Authorities in the Philippines have started evacuating people from coastal areas as a powerful typhoon barrels towards the heavily populated island of Luzon, where the capital Manila is located.

Typhoon Noru became a super typhoon “after a period of explosive intensification”, with sustained winds increasing to 185km/h (115 mph) on Sunday morning from 120km/h (74.5 mph) on Saturday evening, the disaster agency said in an advisory.

The storm, the strongest to hit the Philippines this year, is expected to continue strengthening as it makes landfall about 80 kilometers (50 miles) northeast of Manila in the afternoon or evening local time.

It could have wind speeds of up to 205 km/h (127 mph) when it makes landfall, the weather bureau said.

“We ask residents living in danger zones to adhere to calls for evacuation whenever necessary,” said Philippine National Police chief General Rodolfo Azurin.

The Philippines is regularly ravaged by storms, with scientists warning that they are becoming more powerful as the world gets warmer because of climate change.

Weather forecaster Robb Gile told the AFP news agency that the rapid intensification of Noru as it neared land was “unprecedented”. The meteorology agency said its wind speed had increased by 90 kilometers per hour (56 miles per hour) in 24 hours.

“Typhoons are like engines – you need a fuel and an exhaust to function,” said Gile.

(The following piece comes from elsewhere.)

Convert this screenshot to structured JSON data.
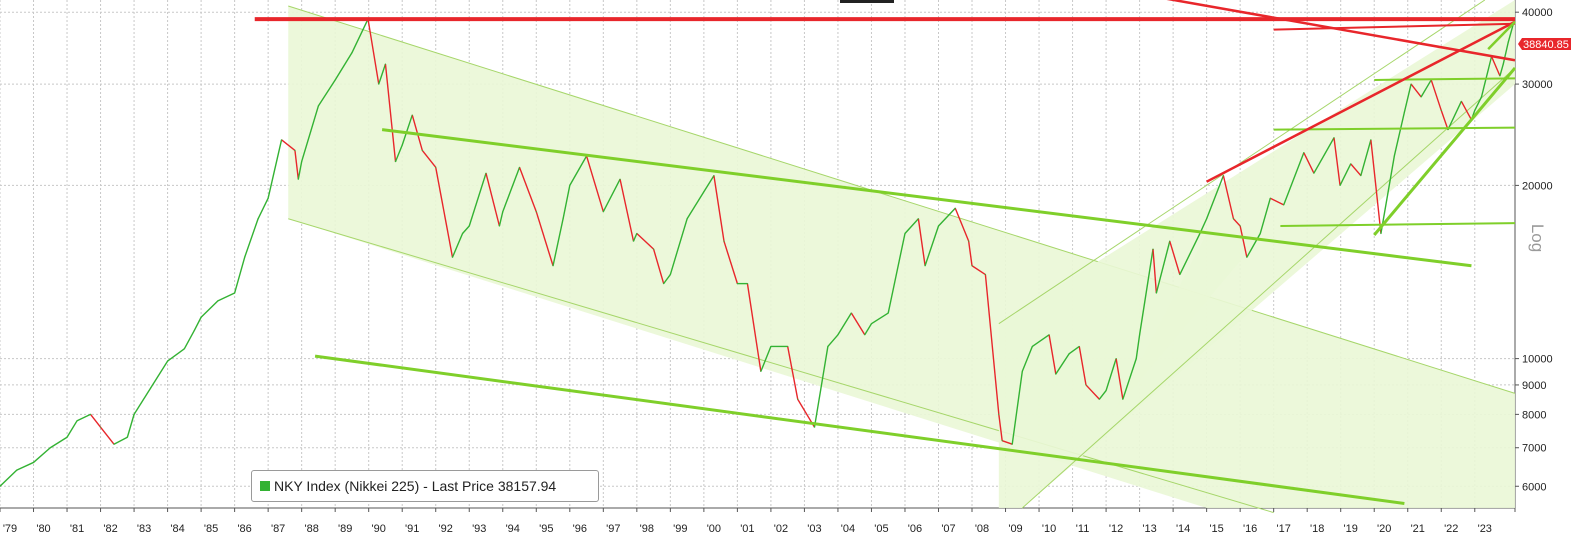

“In the case of [Noru]it has a good fuel because it has plenty of warm waters along its track and then there is a good exhaust in the upper level of the atmosphere – so it’s a good recipe for explosive intensification,” he said.

In Manila, emergency personnel braced for the possibility of strong winds and heavy rain battering the city of more than 13 million people.

Forced evacuations have started in some “high-risk” areas of the capital, officials said.

Thousands of people were also evacuated from mountainside villages prone to landslides and flash floods and in coastal communities that could be hit by tidal surges as high as three meters (about 10 feet) in Quezon province, including Polillo island and nearby Aurora province.

“The combined effects of storm surge and high waves breaking along the coast may cause life-threatening and damaging inundation or flooding,” the weather agency warned.

The Philippine Coast Guard said more than 1,200 passengers and 28 vessels were stranded in ports south of the capital.

Classes have been canceled and non-essential government services suspended for Monday.

The typhoon is predicted to barrel through Luzon Island overnight before starting to blow away into the South China Sea on Monday, forecasters said.

Noru comes nine months after another super typhoon devastated swathes of the country, killing more than 400 people and leaving hundreds of thousands homeless.

The Philippines, an archipelago of more than 7,600 islands, sees an average of 20 tropical storms a year.